The work focuses on an experimental evaluation of the changes of thermal conductivity (TC) of ethylene glycol-based nanofluid containing SiO₂ nanoadditives against volume concentration of nanoadditives (φ) and temperature. The experiments are carried out in the φ range of 0–2.5% and temperature range of 30–55 °C. The dynamic light scattering method is used to obtain the particle size distribution, while the transmission electron microscopy technique is utilized to visualize agglomerated particles in the prepared nanofluid samples. The outcomes revealed that the TC of the nanofluid grows by boosting both the φ and temperature. The percentage enhancement varied in the range of 0.72–26.66%. Furthermore, the curve-fitting method was utilized to model the TC of the nanofluid using experimental data.
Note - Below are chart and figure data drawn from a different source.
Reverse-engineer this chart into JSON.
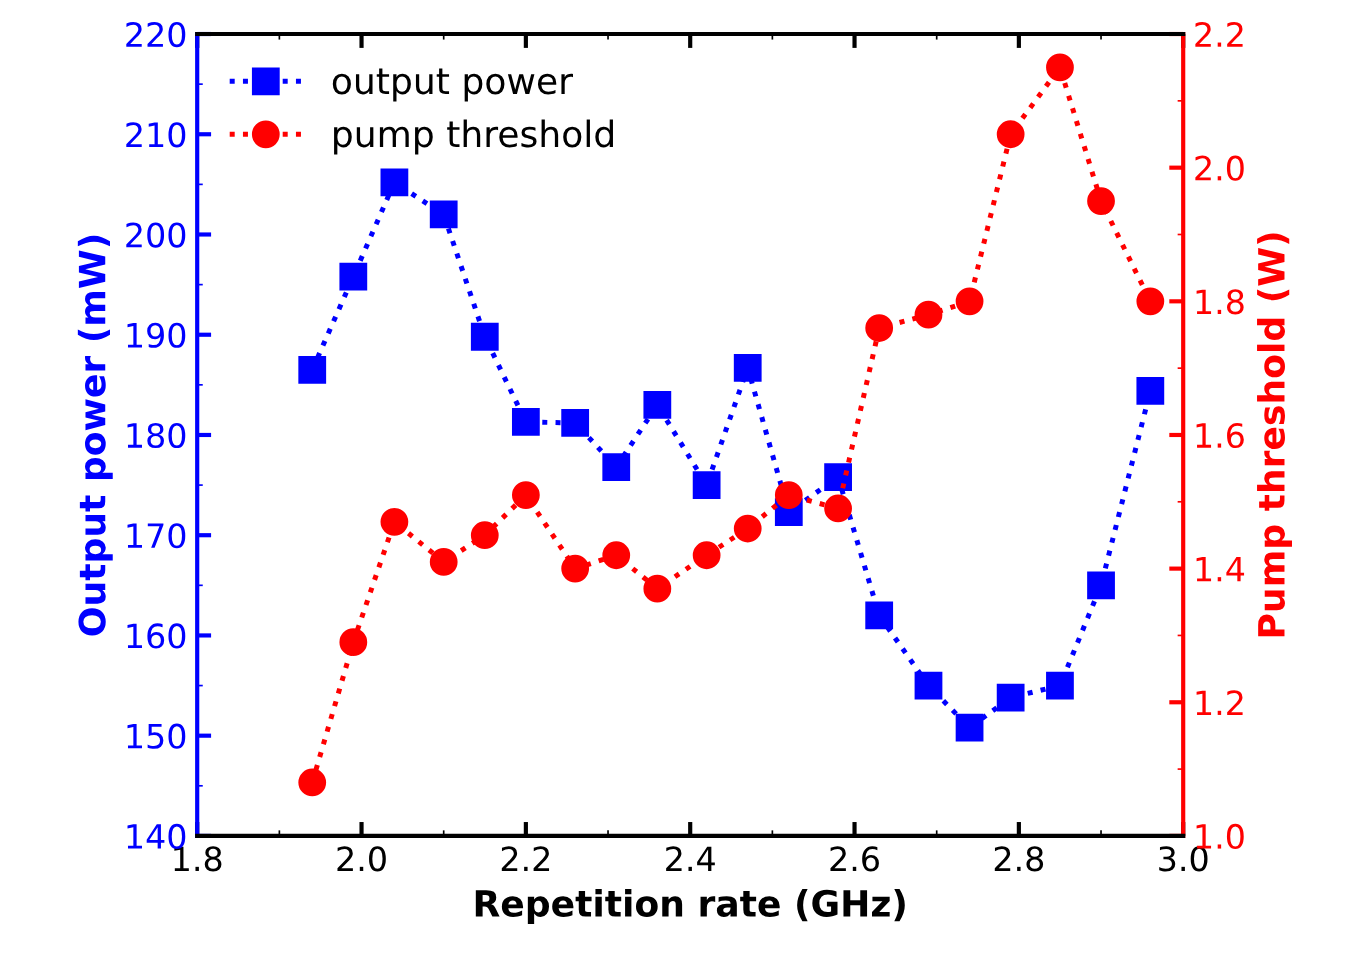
{
  "chart_data": {
    "type": "line",
    "xlabel": "Repetition rate (GHz)",
    "ylabel": "Output power (mW)",
    "y2label": "Pump threshold (W)",
    "x": [
      1.94,
      1.99,
      2.04,
      2.1,
      2.15,
      2.2,
      2.26,
      2.31,
      2.36,
      2.42,
      2.47,
      2.52,
      2.58,
      2.63,
      2.69,
      2.74,
      2.79,
      2.85,
      2.9,
      2.96
    ],
    "series": [
      {
        "name": "output power",
        "color": "#0000ff",
        "marker": "square",
        "line_style": "dotted",
        "values": [
          186.5,
          195.8,
          205.2,
          202,
          189.8,
          181.3,
          181.2,
          176.8,
          183,
          175,
          186.7,
          172.3,
          175.8,
          162,
          155,
          150.8,
          153.8,
          155,
          165,
          184.4
        ]
      },
      {
        "name": "pump threshold",
        "color": "#ff0000",
        "marker": "circle",
        "line_style": "dotted",
        "axis": "y2",
        "values": [
          1.08,
          1.29,
          1.47,
          1.41,
          1.45,
          1.51,
          1.4,
          1.42,
          1.37,
          1.42,
          1.46,
          1.51,
          1.49,
          1.76,
          1.78,
          1.8,
          2.05,
          2.15,
          1.95,
          1.8
        ]
      }
    ],
    "xlim": [
      1.8,
      3.0
    ],
    "xticks": [
      {
        "value": 1.8,
        "label": "1.8"
      },
      {
        "value": 2.0,
        "label": "2.0"
      },
      {
        "value": 2.2,
        "label": "2.2"
      },
      {
        "value": 2.4,
        "label": "2.4"
      },
      {
        "value": 2.6,
        "label": "2.6"
      },
      {
        "value": 2.8,
        "label": "2.8"
      },
      {
        "value": 3.0,
        "label": "3.0"
      }
    ],
    "ylim": [
      140,
      220
    ],
    "yticks": [
      140,
      150,
      160,
      170,
      180,
      190,
      200,
      210,
      220
    ],
    "y2lim": [
      1.0,
      2.2
    ],
    "y2ticks": [
      {
        "value": 1.0,
        "label": "1.0"
      },
      {
        "value": 1.2,
        "label": "1.2"
      },
      {
        "value": 1.4,
        "label": "1.4"
      },
      {
        "value": 1.6,
        "label": "1.6"
      },
      {
        "value": 1.8,
        "label": "1.8"
      },
      {
        "value": 2.0,
        "label": "2.0"
      },
      {
        "value": 2.2,
        "label": "2.2"
      }
    ],
    "grid": false,
    "legend": "top left"
  }
}
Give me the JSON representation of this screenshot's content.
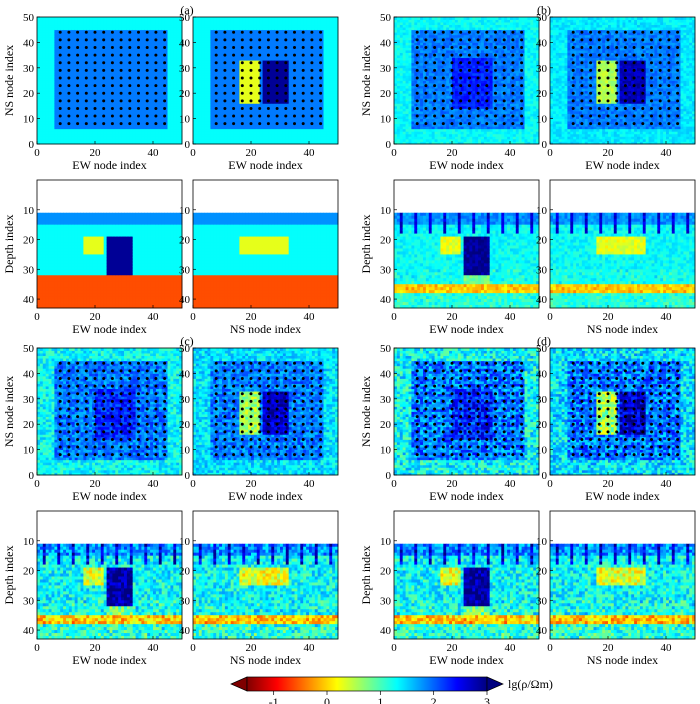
{
  "panel_labels": [
    "(a)",
    "(b)",
    "(c)",
    "(d)"
  ],
  "axis_labels": {
    "ew": "EW node index",
    "ns": "NS node index",
    "ns_y": "NS node index",
    "depth_y": "Depth index"
  },
  "colorbar": {
    "label": "lg(ρ/Ωm)",
    "ticks": [
      "-1",
      "0",
      "1",
      "2",
      "3"
    ],
    "range": [
      -1.5,
      3
    ],
    "colors": [
      "#7f0000",
      "#ff0000",
      "#ff8000",
      "#ffff00",
      "#80ff80",
      "#00ffff",
      "#0080ff",
      "#0000ff",
      "#00007f"
    ]
  },
  "chart_data": {
    "type": "heatmap",
    "plan_view": {
      "x_range": [
        0,
        50
      ],
      "y_range": [
        0,
        50
      ],
      "x_ticks": [
        "0",
        "20",
        "40"
      ],
      "y_ticks": [
        "0",
        "10",
        "20",
        "30",
        "40",
        "50"
      ],
      "background_log_rho": 1.3,
      "survey_area_log_rho": 1.9,
      "survey_area_bounds": {
        "x": [
          6,
          45
        ],
        "y": [
          6,
          45
        ]
      }
    },
    "section_view": {
      "x_range": [
        0,
        50
      ],
      "depth_range": [
        0,
        43
      ],
      "x_ticks": [
        "0",
        "20",
        "40"
      ],
      "depth_ticks": [
        "10",
        "20",
        "30",
        "40"
      ],
      "top_depth": 11
    },
    "true_model": {
      "conductor_log_rho": 0.3,
      "conductor_bounds": {
        "x": [
          16,
          23
        ],
        "y": [
          16,
          33
        ],
        "depth": [
          19,
          25
        ]
      },
      "resistor_log_rho": 2.9,
      "resistor_bounds": {
        "x": [
          24,
          33
        ],
        "y": [
          16,
          33
        ],
        "depth": [
          19,
          32
        ]
      },
      "layer_top_log_rho": 1.8,
      "layer_top_depth": [
        11,
        15
      ],
      "basement_log_rho": -0.6,
      "basement_depth": [
        32,
        43
      ]
    },
    "receivers": {
      "columns": [
        8,
        11,
        14,
        17,
        20,
        23,
        26,
        29,
        32,
        35,
        38,
        41,
        44
      ],
      "rows": [
        8,
        11,
        14,
        17,
        20,
        23,
        26,
        29,
        32,
        35,
        38,
        41,
        44
      ]
    }
  }
}
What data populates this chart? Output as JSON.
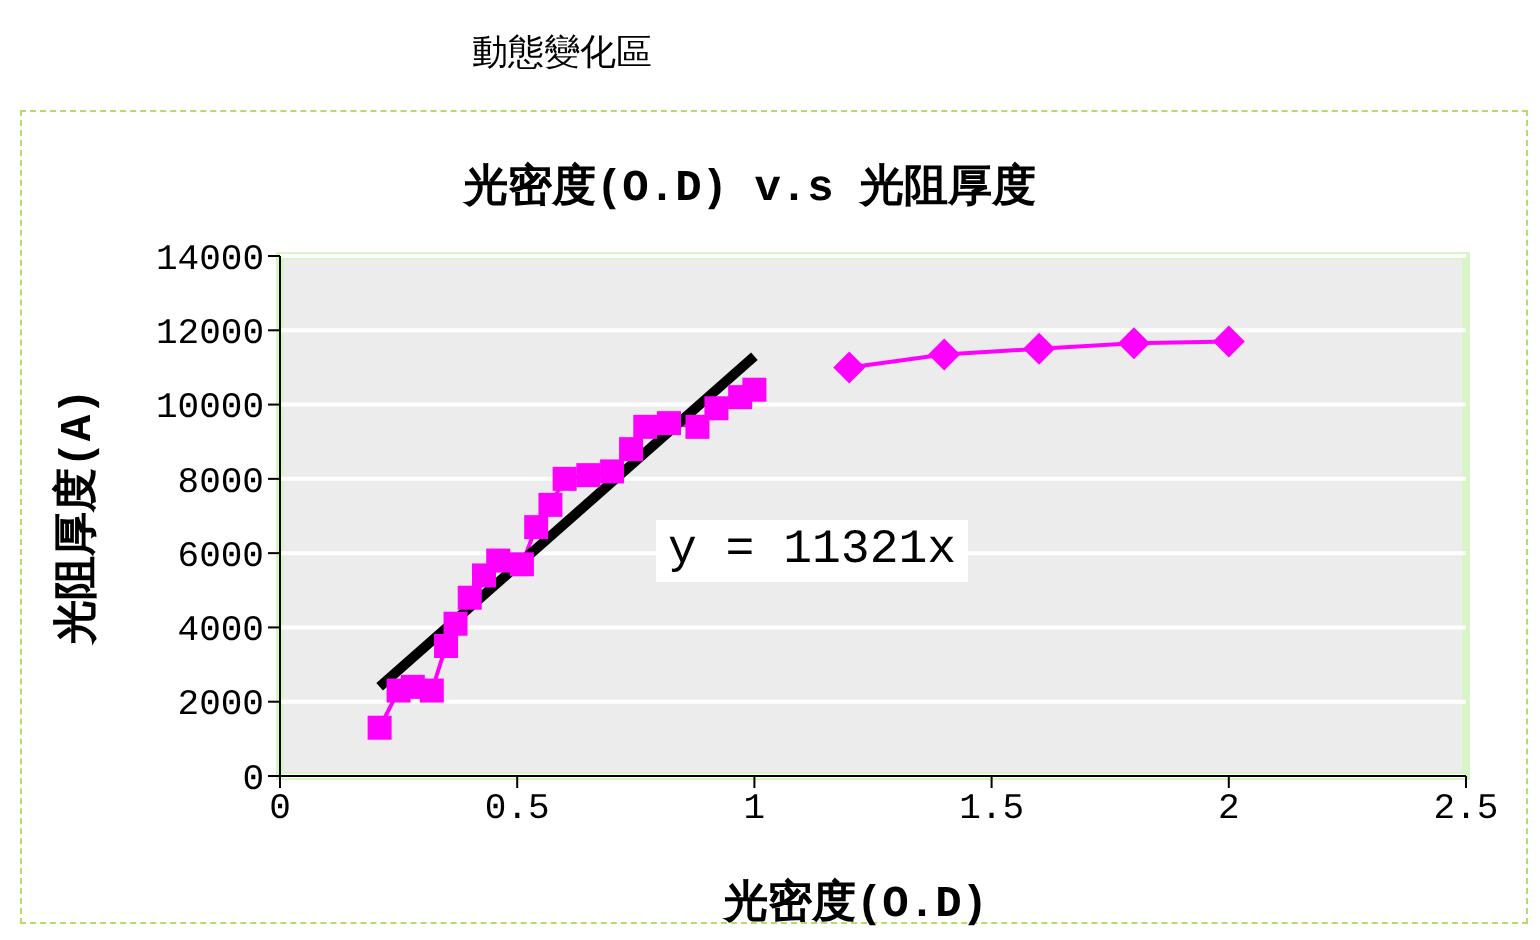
{
  "chart_data": {
    "type": "line",
    "title": "光密度(O.D)  v.s 光阻厚度",
    "xlabel": "光密度(O.D)",
    "ylabel": "光阻厚度(A)",
    "annotations": [
      "動態變化區",
      "y = 11321x"
    ],
    "series": [
      {
        "marker": "square",
        "color": "#ff00ff",
        "x": [
          0.21,
          0.25,
          0.28,
          0.32,
          0.35,
          0.37,
          0.4,
          0.43,
          0.46,
          0.51,
          0.54,
          0.57,
          0.6,
          0.65,
          0.7,
          0.74,
          0.77,
          0.82,
          0.88,
          0.92,
          0.97,
          1.0
        ],
        "values": [
          1300,
          2300,
          2400,
          2300,
          3500,
          4100,
          4800,
          5400,
          5800,
          5700,
          6700,
          7300,
          8000,
          8100,
          8200,
          8800,
          9400,
          9500,
          9400,
          9900,
          10200,
          10400
        ]
      },
      {
        "marker": "diamond",
        "color": "#ff00ff",
        "x": [
          1.2,
          1.4,
          1.6,
          1.8,
          2.0
        ],
        "values": [
          11000,
          11350,
          11500,
          11650,
          11700
        ]
      },
      {
        "marker": "none",
        "color": "#000000",
        "x": [
          0.21,
          1.0
        ],
        "values": [
          2400,
          11300
        ]
      }
    ],
    "xlim": [
      0,
      2.5
    ],
    "xticks": [
      0,
      0.5,
      1,
      1.5,
      2,
      2.5
    ],
    "ylim": [
      0,
      14000
    ],
    "yticks": [
      0,
      2000,
      4000,
      6000,
      8000,
      10000,
      12000,
      14000
    ],
    "grid": "y"
  }
}
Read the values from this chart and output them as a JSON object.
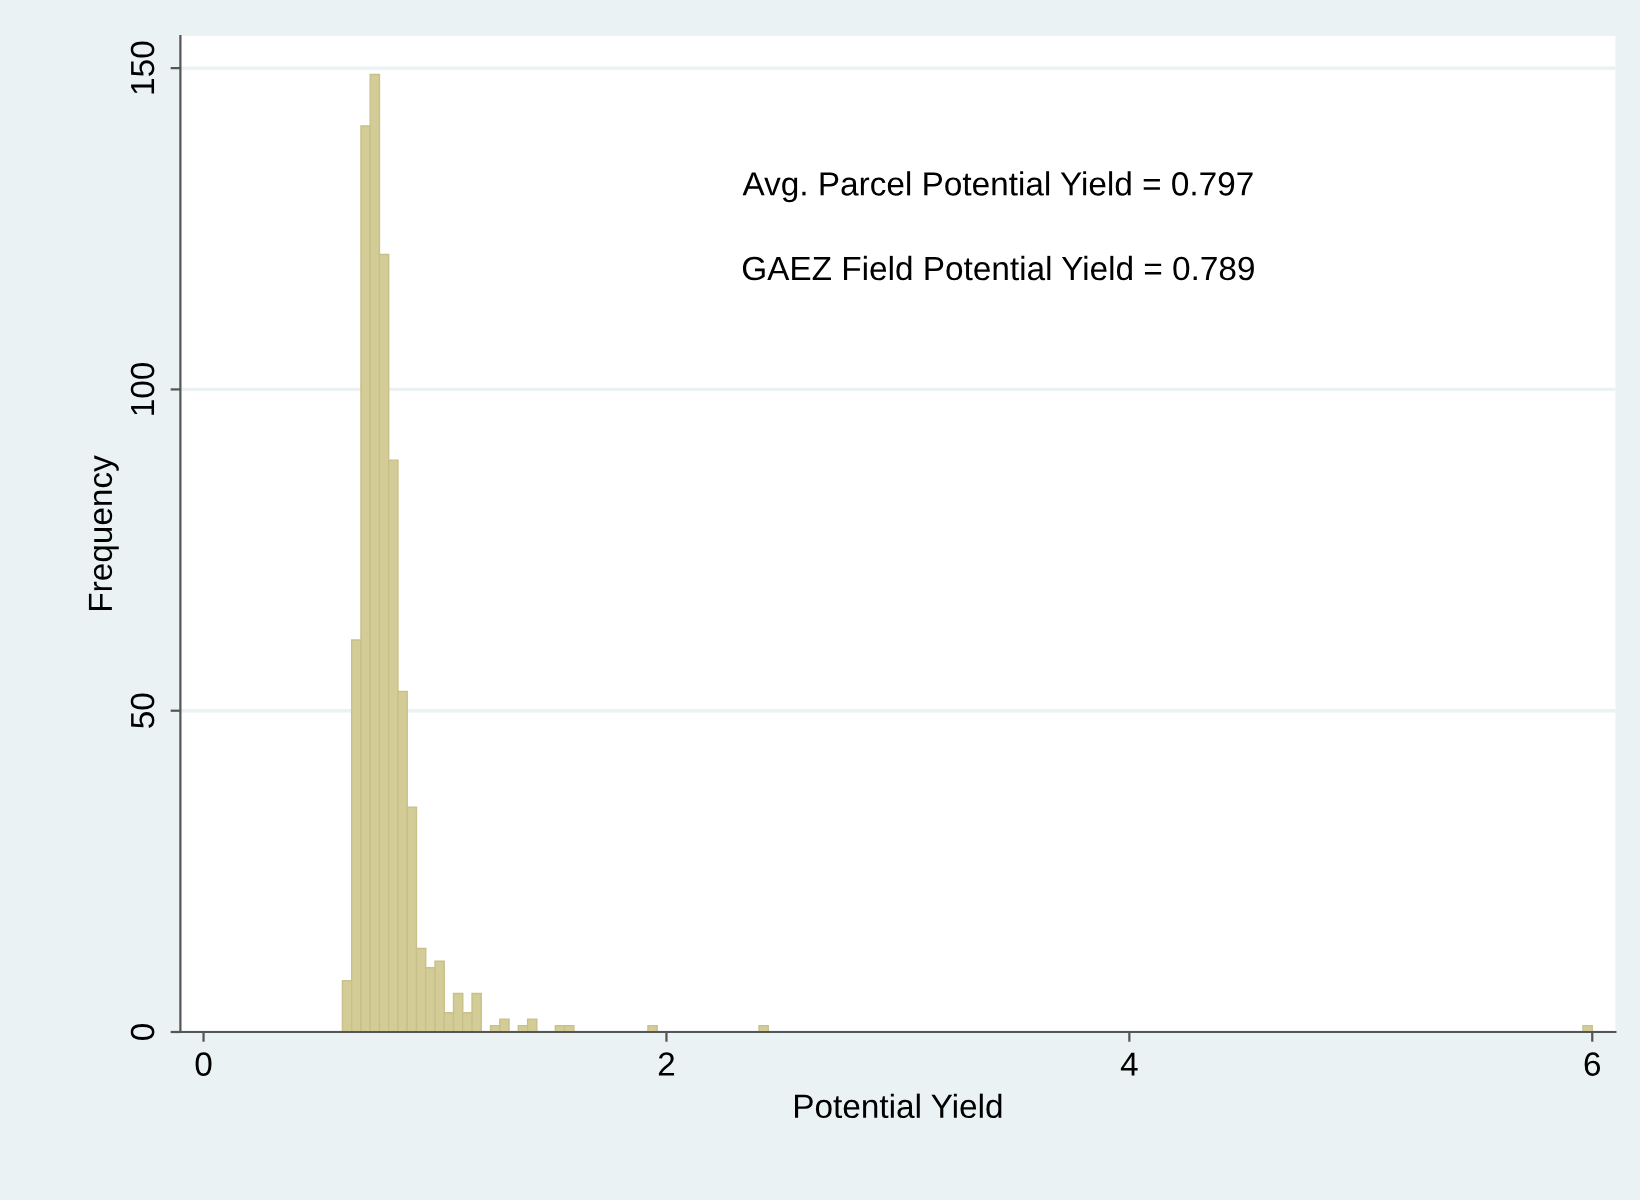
{
  "chart_data": {
    "type": "histogram",
    "xlabel": "Potential Yield",
    "ylabel": "Frequency",
    "annotations": [
      "Avg. Parcel Potential Yield = 0.797",
      "GAEZ Field Potential Yield = 0.789"
    ],
    "bins": [
      0.6,
      0.64,
      0.68,
      0.72,
      0.76,
      0.8,
      0.84,
      0.88,
      0.92,
      0.96,
      1,
      1.04,
      1.08,
      1.12,
      1.16,
      1.2,
      1.24,
      1.28,
      1.32,
      1.36,
      1.4,
      1.44,
      1.48,
      1.52,
      1.56,
      1.6,
      1.64,
      1.68,
      1.72,
      1.76,
      1.8,
      1.84,
      1.88,
      1.92,
      1.96,
      2,
      2.04,
      2.08,
      2.12,
      2.16,
      2.2,
      2.24,
      2.28,
      2.32,
      2.36,
      2.4,
      2.44,
      2.48,
      2.52,
      2.56,
      2.6,
      2.64,
      2.68,
      2.72,
      2.76,
      2.8,
      2.84,
      2.88,
      2.92,
      2.96,
      3,
      3.04,
      3.08,
      3.12,
      3.16,
      3.2,
      3.24,
      3.28,
      3.32,
      3.36,
      3.4,
      3.44,
      3.48,
      3.52,
      3.56,
      3.6,
      3.64,
      3.68,
      3.72,
      3.76,
      3.8,
      3.84,
      3.88,
      3.92,
      3.96,
      4,
      4.04,
      4.08,
      4.12,
      4.16,
      4.2,
      4.24,
      4.28,
      4.32,
      4.36,
      4.4,
      4.44,
      4.48,
      4.52,
      4.56,
      4.6,
      4.64,
      4.68,
      4.72,
      4.76,
      4.8,
      4.84,
      4.88,
      4.92,
      4.96,
      5,
      5.04,
      5.08,
      5.12,
      5.16,
      5.2,
      5.24,
      5.28,
      5.32,
      5.36,
      5.4,
      5.44,
      5.48,
      5.52,
      5.56,
      5.6,
      5.64,
      5.68,
      5.72,
      5.76,
      5.8,
      5.84,
      5.88,
      5.92,
      5.96,
      6
    ],
    "values": [
      8,
      61,
      141,
      149,
      121,
      89,
      53,
      35,
      13,
      10,
      11,
      3,
      6,
      3,
      6,
      0,
      1,
      2,
      0,
      1,
      2,
      0,
      0,
      1,
      1,
      0,
      0,
      0,
      0,
      0,
      0,
      0,
      0,
      1,
      0,
      0,
      0,
      0,
      0,
      0,
      0,
      0,
      0,
      0,
      0,
      1,
      0,
      0,
      0,
      0,
      0,
      0,
      0,
      0,
      0,
      0,
      0,
      0,
      0,
      0,
      0,
      0,
      0,
      0,
      0,
      0,
      0,
      0,
      0,
      0,
      0,
      0,
      0,
      0,
      0,
      0,
      0,
      0,
      0,
      0,
      0,
      0,
      0,
      0,
      0,
      0,
      0,
      0,
      0,
      0,
      0,
      0,
      0,
      0,
      0,
      0,
      0,
      0,
      0,
      0,
      0,
      0,
      0,
      0,
      0,
      0,
      0,
      0,
      0,
      0,
      0,
      0,
      0,
      0,
      0,
      0,
      0,
      0,
      0,
      0,
      0,
      0,
      0,
      0,
      0,
      0,
      0,
      0,
      0,
      0,
      0,
      0,
      0,
      0,
      1
    ],
    "color": "#d3cc96",
    "xlim": [
      -0.1,
      6.1
    ],
    "ylim": [
      0,
      155
    ],
    "xticks": [
      0,
      2,
      4,
      6
    ],
    "yticks": [
      0,
      50,
      100,
      150
    ],
    "grid": "y"
  }
}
It was found that the developed model is able to properly forecast the TC of nanofluid with the maximum percentage error of 1.75%.

这项工作的重点是对含SiO ₂纳米添加剂的乙二醇基纳米流体相对于纳米添加剂的体积浓度（φ）和温度的热导率（TC）的变化进行实验评估。实验是在φ范围为0–2.5％和温度范围为30–55°C的条件下进行的。动态光散射法用于获得粒径分布，而透射电子显微镜技术用于可视化所制备的纳米流体样品中的团聚颗粒。结果表明，纳米流体的TC通过提高φ和温度。增强百分比在0.72-26.66％的范围内变化。此外，曲线拟合方法用于利用实验数据对纳米流体的TC建模。发现开发的模型能够正确预测纳米流体的TC，最大百分比误差为1.75％。